Btw this bug happens doesn't happen all the time:

Here's a problem that it worked for perfectly.

Here you have to frequencies you need to manually input.

V1 = 796mHz V2 = 1.592 Hz

The problem works out perfectly in this case.

Maybe it's was just a coincidence where the math just worked out in this case.

Yeah it's gotta be a bug for sure.

I've posted a bug report:

https://www.circuitlab.com/forums/support/topic/z6pmkkcd/bug-report-phase-in-frequency-domain-simulation-is-wrong/

Here's how:

https://www.circuitlab.com/forums/support/topic/8s9n9hav/how-to-use-the-circuitlab-support-forum/

A little late now but welcome to CL!

Glad to join!

I love this comment.

"If CL is going to continue to be used in the classroom, especially at university degree course level, then it must be able to handle this sort of problem correctly."

LIKE A BOSS

Hi @Robox and @signality,

Just wanted to let you know that we've just added a little more flexibility to the AC analysis input specifier which should solve these issues.

In the "Frequency Domain" tab, under the "Input" specifier where you'd normally type "V1" or "Vref1", you can now optionally specify one or more phasors, for example, "V1 20 -90 I1 5 0", which specifies V1 with magnitude 20 and -90 degrees phase and I1 with magnitude 5 and phase 0.

The attempts earlier in this discussion about using superposition and running the simulation twice and scaling/rotating/summing the complex results were definiely on the right track! In fact, that's basically what this new input phasor specification does: modifies the complex stimulus vector that's the input to CircuitLab's frequency-domain solver.

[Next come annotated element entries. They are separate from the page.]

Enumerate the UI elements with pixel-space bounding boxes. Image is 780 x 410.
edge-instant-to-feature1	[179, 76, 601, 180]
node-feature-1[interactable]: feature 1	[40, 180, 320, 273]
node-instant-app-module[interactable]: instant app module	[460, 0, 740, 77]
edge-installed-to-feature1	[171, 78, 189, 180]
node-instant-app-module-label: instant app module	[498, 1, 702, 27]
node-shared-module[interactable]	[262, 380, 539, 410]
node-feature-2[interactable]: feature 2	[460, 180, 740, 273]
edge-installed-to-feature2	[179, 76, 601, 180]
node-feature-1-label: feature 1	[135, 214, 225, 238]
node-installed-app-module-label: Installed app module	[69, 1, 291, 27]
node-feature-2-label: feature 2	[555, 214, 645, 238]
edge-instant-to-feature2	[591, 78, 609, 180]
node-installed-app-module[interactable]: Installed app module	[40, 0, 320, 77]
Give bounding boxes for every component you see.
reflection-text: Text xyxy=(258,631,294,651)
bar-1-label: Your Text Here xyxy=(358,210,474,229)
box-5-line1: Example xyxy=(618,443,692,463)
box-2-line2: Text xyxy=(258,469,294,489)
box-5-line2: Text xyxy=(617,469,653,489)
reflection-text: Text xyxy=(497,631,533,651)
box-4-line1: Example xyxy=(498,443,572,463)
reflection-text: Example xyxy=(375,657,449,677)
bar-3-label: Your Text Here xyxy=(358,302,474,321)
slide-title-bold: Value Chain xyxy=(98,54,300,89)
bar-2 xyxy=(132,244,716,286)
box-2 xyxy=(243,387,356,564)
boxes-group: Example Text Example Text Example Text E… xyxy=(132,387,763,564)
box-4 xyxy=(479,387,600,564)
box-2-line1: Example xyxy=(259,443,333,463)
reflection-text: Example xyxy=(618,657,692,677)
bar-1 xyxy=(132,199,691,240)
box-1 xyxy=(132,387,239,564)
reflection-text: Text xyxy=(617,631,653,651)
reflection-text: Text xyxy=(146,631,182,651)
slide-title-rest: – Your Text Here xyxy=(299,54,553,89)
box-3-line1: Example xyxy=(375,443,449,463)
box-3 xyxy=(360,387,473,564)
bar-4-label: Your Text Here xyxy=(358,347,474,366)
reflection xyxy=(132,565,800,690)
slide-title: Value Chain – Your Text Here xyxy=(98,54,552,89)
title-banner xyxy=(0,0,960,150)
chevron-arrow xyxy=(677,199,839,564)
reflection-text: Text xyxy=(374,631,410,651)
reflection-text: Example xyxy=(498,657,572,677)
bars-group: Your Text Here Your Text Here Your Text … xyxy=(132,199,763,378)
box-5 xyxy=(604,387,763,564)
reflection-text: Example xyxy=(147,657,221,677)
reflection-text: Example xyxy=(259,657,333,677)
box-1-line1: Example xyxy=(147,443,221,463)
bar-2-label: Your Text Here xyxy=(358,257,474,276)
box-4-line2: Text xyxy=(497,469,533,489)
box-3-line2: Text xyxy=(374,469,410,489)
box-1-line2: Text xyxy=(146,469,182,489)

(Note that the voltage/current function generator elements and their amplitude/phase parameters still are not the sources for AC analysis.)

Here's my version of the original question:

Run the frequency-domain sim and you'll see the correct magnitude and phase (7.91 amps at 43.5 degrees phase), matching the textbook and other simulators, with the input specified as "V1 20 -90 I1 5 0".

Also wanted to point out that this circuit doesn't simulate properly in the time domain, but that's because the circuit as shown is actually unstable due to the dependent current source! We can talk about "loop gain" and "return ratio", but basically, the loop from the dependent current source to the the terminal/quantity that it's dependent on is an unstable positive feedback loop. Here's a demo of using CircuitLab to quantify the loop gain as a function of frequency:

Hope that helps! Happy holidays all.